Understanding Data Encryption on QDS¶
Qubole always caches metadata, command results, and the notebook paragraphs-results. Notebook paragraph-results and commands are stored in Amazon S3 and cached on Qubole serves.
- Metadata for one day that is 24 hours
- Command results for 7 days
- Notebook paragraph-results for 30 days
Encrypting Cached Data¶
Create a ticket with Qubole Support to enable encryption of results while fetching them from the object storage, though it might slow down the data retrieving process as QDS would not be caching the results onto cache.
There is no option to disable Metastore caching and read-only Notebooks are always cached with encryption on.
Encrypting Data on Amazon S3¶
Qubole supports securing data on Amazon S3 through encryption mechanisms. It supports the server and client side encryption as described below:
- Amazon S3 server side encryption (SSE) in which the data is encrypted before it is saved to disk in S3 and decrypted when it is read. This encryption and decryption takes place in the S3 infrastructure, and is transparent to (authenticated) clients. Enabling Encryption for Data at Rest (AWS) describes how to encrypt data on Amazon S3 by configuring different types of options. On the S3a filesystem, Qubole supports encrypting through SSE-KMS and SSE-C as described in Enabling KMS and Customer Provided Keys Server-side Encryption on the S3a File System.

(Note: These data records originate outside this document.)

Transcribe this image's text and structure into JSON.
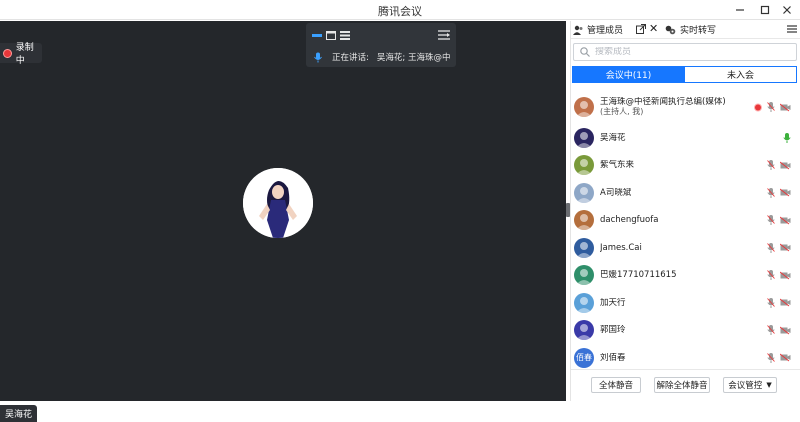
{
  "window": {
    "title": "腾讯会议"
  },
  "recording": {
    "label": "录制中"
  },
  "speaking": {
    "prefix": "正在讲话:",
    "names": "吴海花; 王海珠@中"
  },
  "video": {
    "current_name": "吴海花"
  },
  "panel": {
    "tab_members": "管理成员",
    "tab_transcript": "实时转写",
    "search_placeholder": "搜索成员",
    "seg_in": "会议中(11)",
    "seg_out": "未入会",
    "members": [
      {
        "name": "王海珠@中径新闻执行总编(媒体)",
        "role": "(主持人, 我)",
        "mic": "muted",
        "rec": true,
        "av_color": "#c0704a"
      },
      {
        "name": "吴海花",
        "role": "",
        "mic": "speaking",
        "rec": false,
        "av_color": "#2a2560"
      },
      {
        "name": "紫气东来",
        "role": "",
        "mic": "muted",
        "rec": false,
        "av_color": "#7a9a3a"
      },
      {
        "name": "A司晓斌",
        "role": "",
        "mic": "muted",
        "rec": false,
        "av_color": "#8ea7c7"
      },
      {
        "name": "dachengfuofa",
        "role": "",
        "mic": "muted",
        "rec": false,
        "av_color": "#b46e3c"
      },
      {
        "name": "James.Cai",
        "role": "",
        "mic": "muted",
        "rec": false,
        "av_color": "#2f5c9e"
      },
      {
        "name": "巴媛17710711615",
        "role": "",
        "mic": "muted",
        "rec": false,
        "av_color": "#2f8f6a"
      },
      {
        "name": "加天行",
        "role": "",
        "mic": "muted",
        "rec": false,
        "av_color": "#5aa0d8"
      },
      {
        "name": "郭国玲",
        "role": "",
        "mic": "muted",
        "rec": false,
        "av_color": "#3a3aa8"
      },
      {
        "name": "刘佰春",
        "role": "",
        "mic": "muted",
        "rec": false,
        "av_color": "#3a72d6",
        "av_text": "佰春"
      }
    ],
    "btn_mute_all": "全体静音",
    "btn_unmute_all": "解除全体静音",
    "btn_meeting_ctrl": "会议管控"
  },
  "colors": {
    "accent": "#1677ff",
    "video_bg": "#24272b",
    "rec_red": "#e8373a",
    "mic_green": "#3cb13c"
  }
}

- Amazon S3 client side encryption (CSE)in which the data is encrypted and decrypted on the client, that is on the cluster. Enable AWS Key Management Service Client-side Encryption on the S3a File System describes the AWS Key Management Service, a beta feature that is used to protect the client-side data through encryption.
Encrypting Data on Ephemeral HDFS¶
On the QDS UI, encrypting data on Ephemeral HDFS is supported as an option as described in Enable Encryption on Ephemeral HDFS through QDS UI.
To enable encryption on the ephemeral drives through a Cluster REST API, see security_settings.